Prime Minister Justin Trudeau and two federal cabinet ministers visited Halifax Tuesday to survey the damage caused by Dorian, the hurricane-strength post-tropical storm that slammed into the Maritimes on the weekend.
Trudeau, Public Safety Minister Ralph Goodale and Defence Minister Harjit Sajjan met with local officials and Canadian Forces representatives at a Halifax armoury for a briefing on relief efforts.
The prime minister said the federal government has closely monitored the storm’s impact throughout the region.
“I’m here today to thank the first responders and all the people who’ve been working very, very hard on something that has been an ongoing effort over the past few days,” he told reporters.

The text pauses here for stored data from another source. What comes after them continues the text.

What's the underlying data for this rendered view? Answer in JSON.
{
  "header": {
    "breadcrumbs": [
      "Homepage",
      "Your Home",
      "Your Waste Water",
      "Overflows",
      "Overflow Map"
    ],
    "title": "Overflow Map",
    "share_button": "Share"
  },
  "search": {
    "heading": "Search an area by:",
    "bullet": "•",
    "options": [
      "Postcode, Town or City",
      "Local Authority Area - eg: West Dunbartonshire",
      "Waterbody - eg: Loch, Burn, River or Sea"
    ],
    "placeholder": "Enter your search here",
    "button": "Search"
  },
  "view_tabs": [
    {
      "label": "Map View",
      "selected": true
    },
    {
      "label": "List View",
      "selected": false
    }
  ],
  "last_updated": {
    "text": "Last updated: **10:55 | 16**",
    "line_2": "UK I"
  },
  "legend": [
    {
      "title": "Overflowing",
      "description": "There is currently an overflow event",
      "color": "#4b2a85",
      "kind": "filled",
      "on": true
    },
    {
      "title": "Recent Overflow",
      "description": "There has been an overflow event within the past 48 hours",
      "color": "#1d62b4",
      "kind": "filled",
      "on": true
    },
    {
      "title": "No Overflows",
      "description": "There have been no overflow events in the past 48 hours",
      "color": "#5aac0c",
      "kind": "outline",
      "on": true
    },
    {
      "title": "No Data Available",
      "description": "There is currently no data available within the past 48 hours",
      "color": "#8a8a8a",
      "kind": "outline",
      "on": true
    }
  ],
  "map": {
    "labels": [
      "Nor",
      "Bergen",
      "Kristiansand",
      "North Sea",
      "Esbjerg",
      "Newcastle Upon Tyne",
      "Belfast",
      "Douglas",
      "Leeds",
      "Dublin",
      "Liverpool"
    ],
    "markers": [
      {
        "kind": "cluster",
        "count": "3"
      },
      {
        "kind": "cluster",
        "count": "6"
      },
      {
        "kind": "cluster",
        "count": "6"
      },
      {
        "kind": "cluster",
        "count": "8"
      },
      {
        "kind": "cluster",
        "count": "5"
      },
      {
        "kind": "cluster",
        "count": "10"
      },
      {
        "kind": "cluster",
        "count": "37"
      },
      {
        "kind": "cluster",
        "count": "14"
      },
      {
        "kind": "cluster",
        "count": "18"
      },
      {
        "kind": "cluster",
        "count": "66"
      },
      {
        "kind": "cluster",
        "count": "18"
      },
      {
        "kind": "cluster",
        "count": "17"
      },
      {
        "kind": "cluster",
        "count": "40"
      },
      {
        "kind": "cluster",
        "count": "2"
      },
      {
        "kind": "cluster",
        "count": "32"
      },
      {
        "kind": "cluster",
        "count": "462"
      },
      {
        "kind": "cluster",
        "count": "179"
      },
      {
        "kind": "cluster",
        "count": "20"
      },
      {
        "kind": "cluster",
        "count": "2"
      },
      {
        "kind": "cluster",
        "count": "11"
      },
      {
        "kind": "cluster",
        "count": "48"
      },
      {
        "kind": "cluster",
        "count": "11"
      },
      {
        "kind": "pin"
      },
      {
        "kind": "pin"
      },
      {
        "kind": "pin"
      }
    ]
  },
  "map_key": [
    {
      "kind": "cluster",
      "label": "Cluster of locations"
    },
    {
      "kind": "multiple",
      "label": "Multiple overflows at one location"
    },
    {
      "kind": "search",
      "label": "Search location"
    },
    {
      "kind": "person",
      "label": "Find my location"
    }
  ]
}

“I know crews have been working around the clock to restore power throughout Nova Scotia, and there’s a lot more work to do, and the federal government is here to support in any way we can.”

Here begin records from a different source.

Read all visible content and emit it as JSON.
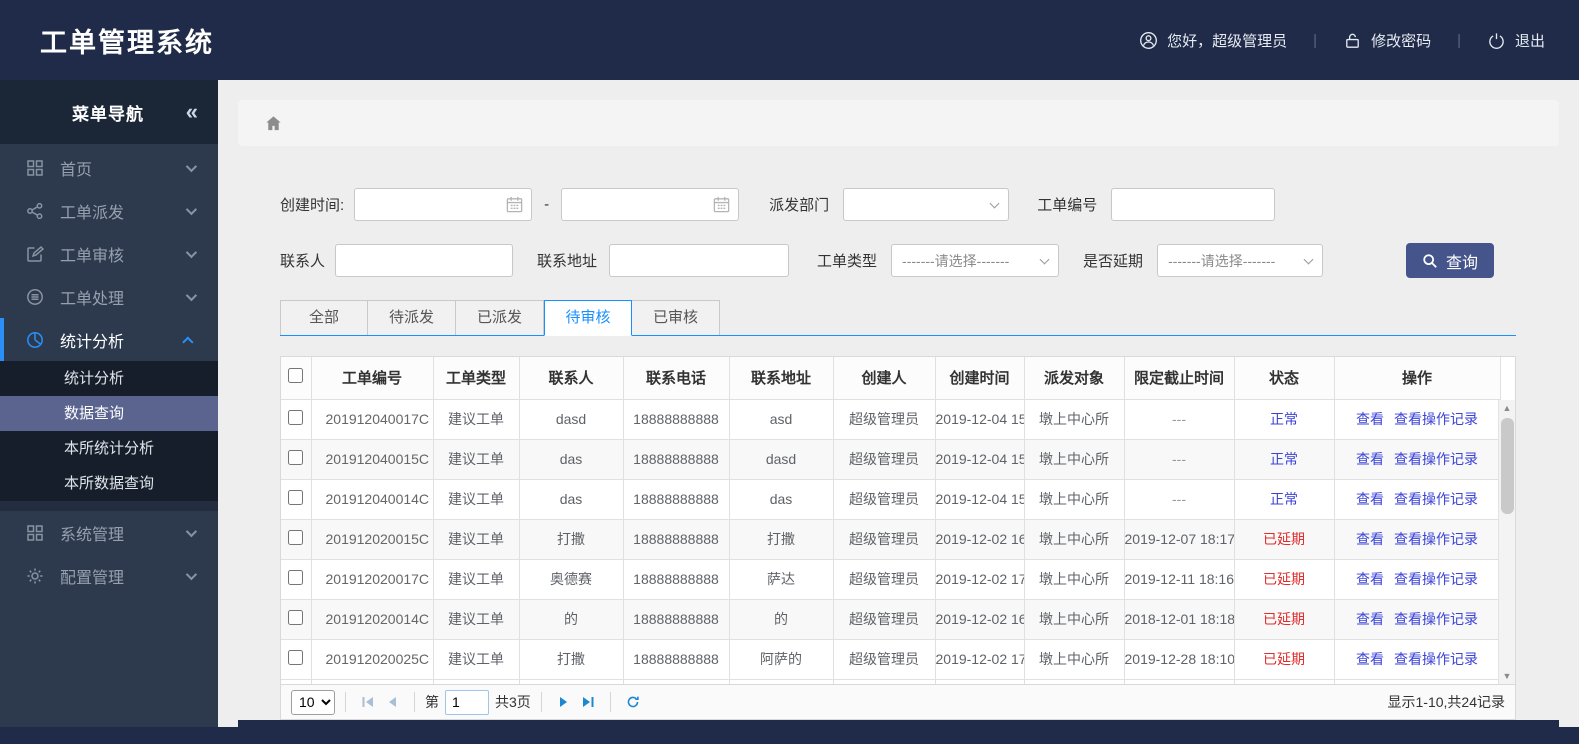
{
  "header": {
    "title": "工单管理系统",
    "greeting": "您好，超级管理员",
    "change_password": "修改密码",
    "logout": "退出"
  },
  "sidebar": {
    "title": "菜单导航",
    "collapse_icon": "«",
    "items": [
      {
        "label": "首页"
      },
      {
        "label": "工单派发"
      },
      {
        "label": "工单审核"
      },
      {
        "label": "工单处理"
      },
      {
        "label": "统计分析",
        "expanded": true,
        "children": [
          {
            "label": "统计分析"
          },
          {
            "label": "数据查询",
            "selected": true
          },
          {
            "label": "本所统计分析"
          },
          {
            "label": "本所数据查询"
          }
        ]
      },
      {
        "label": "系统管理"
      },
      {
        "label": "配置管理"
      }
    ]
  },
  "filters": {
    "created_time_label": "创建时间:",
    "date_from_value": "",
    "date_to_value": "",
    "range_separator": "-",
    "dispatch_dept_label": "派发部门",
    "dispatch_dept_value": "",
    "order_no_label": "工单编号",
    "order_no_value": "",
    "contact_label": "联系人",
    "contact_value": "",
    "address_label": "联系地址",
    "address_value": "",
    "order_type_label": "工单类型",
    "order_type_value": "-------请选择-------",
    "is_delayed_label": "是否延期",
    "is_delayed_value": "-------请选择-------",
    "search_button": "查询"
  },
  "tabs": [
    {
      "label": "全部"
    },
    {
      "label": "待派发"
    },
    {
      "label": "已派发"
    },
    {
      "label": "待审核",
      "active": true
    },
    {
      "label": "已审核"
    }
  ],
  "table": {
    "columns": [
      "工单编号",
      "工单类型",
      "联系人",
      "联系电话",
      "联系地址",
      "创建人",
      "创建时间",
      "派发对象",
      "限定截止时间",
      "状态",
      "操作"
    ],
    "op_labels": [
      "查看",
      "查看操作记录"
    ],
    "rows": [
      {
        "order_no": "201912040017C",
        "order_type": "建议工单",
        "contact": "dasd",
        "phone": "18888888888",
        "address": "asd",
        "creator": "超级管理员",
        "created": "2019-12-04 15",
        "target": "墩上中心所",
        "deadline": "---",
        "status": "正常",
        "status_type": "normal"
      },
      {
        "order_no": "201912040015C",
        "order_type": "建议工单",
        "contact": "das",
        "phone": "18888888888",
        "address": "dasd",
        "creator": "超级管理员",
        "created": "2019-12-04 15",
        "target": "墩上中心所",
        "deadline": "---",
        "status": "正常",
        "status_type": "normal"
      },
      {
        "order_no": "201912040014C",
        "order_type": "建议工单",
        "contact": "das",
        "phone": "18888888888",
        "address": "das",
        "creator": "超级管理员",
        "created": "2019-12-04 15",
        "target": "墩上中心所",
        "deadline": "---",
        "status": "正常",
        "status_type": "normal"
      },
      {
        "order_no": "201912020015C",
        "order_type": "建议工单",
        "contact": "打撒",
        "phone": "18888888888",
        "address": "打撒",
        "creator": "超级管理员",
        "created": "2019-12-02 16",
        "target": "墩上中心所",
        "deadline": "2019-12-07 18:17",
        "status": "已延期",
        "status_type": "delayed"
      },
      {
        "order_no": "201912020017C",
        "order_type": "建议工单",
        "contact": "奥德赛",
        "phone": "18888888888",
        "address": "萨达",
        "creator": "超级管理员",
        "created": "2019-12-02 17",
        "target": "墩上中心所",
        "deadline": "2019-12-11 18:16",
        "status": "已延期",
        "status_type": "delayed"
      },
      {
        "order_no": "201912020014C",
        "order_type": "建议工单",
        "contact": "的",
        "phone": "18888888888",
        "address": "的",
        "creator": "超级管理员",
        "created": "2019-12-02 16",
        "target": "墩上中心所",
        "deadline": "2018-12-01 18:18",
        "status": "已延期",
        "status_type": "delayed"
      },
      {
        "order_no": "201912020025C",
        "order_type": "建议工单",
        "contact": "打撒",
        "phone": "18888888888",
        "address": "阿萨的",
        "creator": "超级管理员",
        "created": "2019-12-02 17",
        "target": "墩上中心所",
        "deadline": "2019-12-28 18:10",
        "status": "已延期",
        "status_type": "delayed"
      }
    ],
    "partial_row_visible": true
  },
  "pagination": {
    "page_size": "10",
    "page_prefix": "第",
    "current_page": "1",
    "total_pages": "共3页",
    "summary": "显示1-10,共24记录"
  },
  "colors": {
    "navy": "#1f2b48",
    "accent_blue": "#1890ff",
    "sidebar_selected": "#5a648f",
    "button_indigo": "#46548c",
    "status_normal": "#3b43d8",
    "status_delayed": "#e02c2c"
  }
}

Goodale and Sajjan later visited Herring Cove, N.S., a coastal community south of Halifax near where Dorian made landfall on Saturday night.

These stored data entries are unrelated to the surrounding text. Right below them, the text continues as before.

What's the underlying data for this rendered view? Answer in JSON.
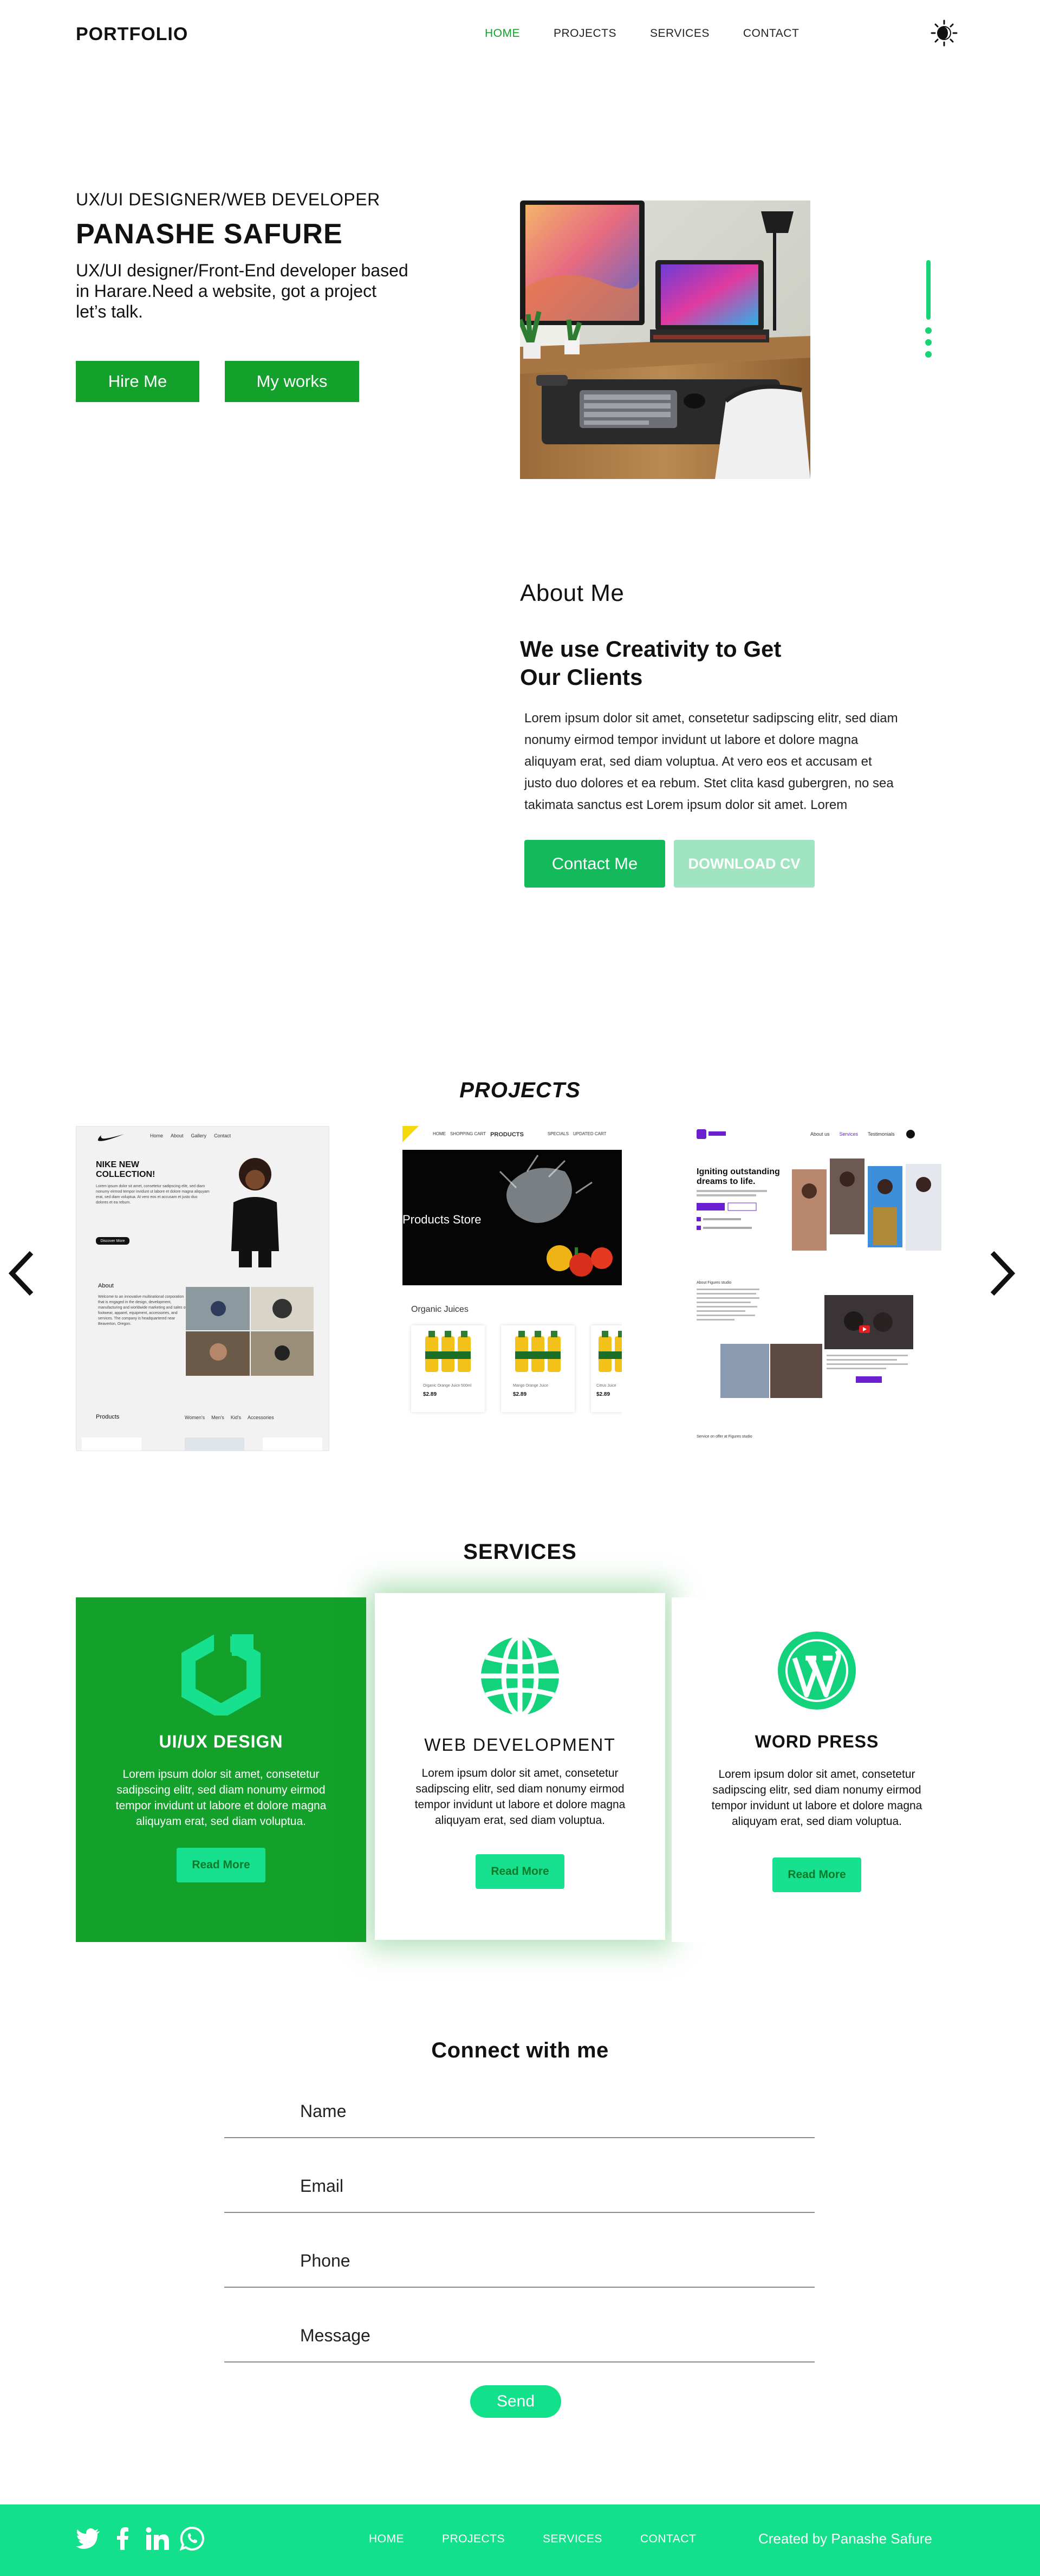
{
  "nav": {
    "brand": "PORTFOLIO",
    "links": [
      "HOME",
      "PROJECTS",
      "SERVICES",
      "CONTACT"
    ],
    "active": "HOME"
  },
  "hero": {
    "subtitle": "UX/UI DESIGNER/WEB DEVELOPER",
    "name": "PANASHE SAFURE",
    "description": "UX/UI designer/Front-End developer based in Harare.Need a  website, got a project let’s talk.",
    "hire_label": "Hire Me",
    "works_label": "My works"
  },
  "about": {
    "kicker": "About Me",
    "title": "We use Creativity to Get Our Clients",
    "body": "Lorem ipsum dolor sit amet, consetetur sadipscing elitr, sed diam nonumy eirmod tempor invidunt ut labore et dolore magna aliquyam erat, sed diam voluptua. At vero eos et accusam et justo duo dolores et ea rebum. Stet clita kasd gubergren, no sea takimata sanctus est Lorem ipsum dolor sit amet. Lorem",
    "contact_label": "Contact Me",
    "cv_label": "DOWNLOAD CV"
  },
  "projects": {
    "title": "PROJECTS",
    "p1": {
      "nav": [
        "Home",
        "About",
        "Gallery",
        "Contact"
      ],
      "headline": "NIKE NEW COLLECTION!",
      "blurb": "Lorem ipsum dolor sit amet, consetetur sadipscing elitr, sed diam nonumy eirmod tempor invidunt ut labore et dolore magna aliquyam erat, sed diam voluptua. At vero eos et accusam et justo duo dolores et ea rebum.",
      "cta": "Discover More",
      "about_label": "About",
      "about_text": "Welcome to an innovative multinational corporation that is engaged in the design, development, manufacturing and worldwide marketing and sales of footwear, apparel, equipment, accessories, and services. The company is headquartered near Beaverton, Oregon.",
      "products_label": "Products",
      "categories": [
        "Women's",
        "Men's",
        "Kid's",
        "Accessories"
      ]
    },
    "p2": {
      "nav": [
        "HOME",
        "SHOPPING CART",
        "PRODUCTS",
        "SPECIALS",
        "UPDATED CART"
      ],
      "banner": "Products Store",
      "section": "Organic Juices",
      "items": [
        {
          "name": "Organic Orange Juice 500ml",
          "price": "$2.89"
        },
        {
          "name": "Mango Orange Juice",
          "price": "$2.89"
        },
        {
          "name": "Citrus Juice",
          "price": "$2.89"
        }
      ]
    },
    "p3": {
      "nav": [
        "About us",
        "Services",
        "Testimonials"
      ],
      "headline": "Igniting outstanding dreams to life.",
      "about_label": "About Figures studio",
      "services_label": "Service on offer at Figures studio"
    }
  },
  "services": {
    "title": "SERVICES",
    "items": [
      {
        "title": "UI/UX DESIGN",
        "text": "Lorem ipsum dolor sit amet, consetetur sadipscing elitr, sed diam nonumy eirmod tempor invidunt ut labore et dolore magna aliquyam erat, sed diam voluptua.",
        "button": "Read More",
        "icon": "uiux-icon"
      },
      {
        "title": "WEB DEVELOPMENT",
        "text": "Lorem ipsum dolor sit amet, consetetur sadipscing elitr, sed diam nonumy eirmod tempor invidunt ut labore et dolore magna aliquyam erat, sed diam voluptua.",
        "button": "Read More",
        "icon": "globe-icon"
      },
      {
        "title": "WORD PRESS",
        "text": "Lorem ipsum dolor sit amet, consetetur sadipscing elitr, sed diam nonumy eirmod tempor invidunt ut labore et dolore magna aliquyam erat, sed diam voluptua.",
        "button": "Read More",
        "icon": "wordpress-icon"
      }
    ]
  },
  "contact": {
    "title": "Connect with me",
    "fields": [
      "Name",
      "Email",
      "Phone",
      "Message"
    ],
    "send_label": "Send"
  },
  "footer": {
    "social_icons": [
      "twitter-icon",
      "facebook-icon",
      "linkedin-icon",
      "whatsapp-icon"
    ],
    "links": [
      "HOME",
      "PROJECTS",
      "SERVICES",
      "CONTACT"
    ],
    "credit": "Created by Panashe Safure"
  },
  "colors": {
    "primary_green": "#13a02b",
    "accent_mint": "#13e08a",
    "contact_green": "#13b95a",
    "cv_mint": "#a0e4c2"
  }
}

As the storm approached the coastline, it lashed the area with driving rain and gusts reaching almost 150 kilometres per hour _ approaching the power of a Category 2 hurricane.
There have been no reported injuries, but roofs were torn off and trees were snapped like twigs, pulling down power lines across a wide swath of the Maritimes.
At one point, more than 500,000 electricity consumers in the region were without power, representing 80 per cent of the homes and businesses in Nova Scotia and 75 per cent in Prince Edward Island.
In New Brunswick, about 80,000 homes and businesses — 20 per cent of NB Power’s customers — were left in the dark at the height of the storm.
As the recovery effort entered Day 3, those numbers have dropped considerably. However, more than 100,000 Nova Scotia Power customers were still without electricity Tuesday morning, and the company said it would be Thursday before everyone is reconnected.
The company says it has found about 3,700 trees on power lines that stretch across 32,000 kilometres, and repairs are being made to 300 broken or leaning utility poles.
As well, about 4,500 outages across Nova Scotia represent individual customers, which means one repair will bring electricity back to only one customer.
During a news conference Tuesday, Nova Scotia Premier Stephen McNeil said teams were working to restore power, phone and cell phone service.
“I think it’s fair (to say) that all Nova Scotians have not seen a weather event like this for quite some time. The physical infrastructure damage from one end of the province to the other is unprecedented,” McNeil said. “Everyone is working to best ability to restore that power as quickly as possible, to restore telecommunications as quickly possible.”
The premier assured that a post-mortem would be conducted to see what went right with the storm response and what went wrong.
He said he understands the frustration of those still waiting for power to be restored. Nova Scotia Power CEO Karen Hutt said she hopes the number of customers still without power would be cut in half by Wednesday and eliminated by Thursday.
A Canadian Forces representative said troops have accomplished tasks in the greater Halifax area and will now extend their mission to elsewhere in the province.
Capt. Guillaume Lafrance, chief of staff, Joint Task Force Atlantic, said the 380 assigned troops will be augmented by 70 reservists from Nova Scotia, bringing the total number of troops to 450.
“Our next objective is to really spread throughout Nova Scotia to help out the entirety of the province,” he said.
Light armoured vehicles were spotted patrolling the streets as soldiers with chainsaws were ready to clear the streets of fallen trees. However, they were prevented from removing some trees because limbs were still tangled in power lines, which meant an electrician was needed to ensure safety.
Power crews from Quebec, Ontario, Florida and Maine have been called in to help.
In Halifax, experts were brought in to see how a crane that toppled at the height of the storm could be taken down safely.
Many schools across Nova Scotia and Prince Edward Island were closed Monday, and emergency officials have been urging people to stay home for their own safety and to give cleanup crews the room they need to work.
Public schools in Nova Scotia remained closed Tuesday.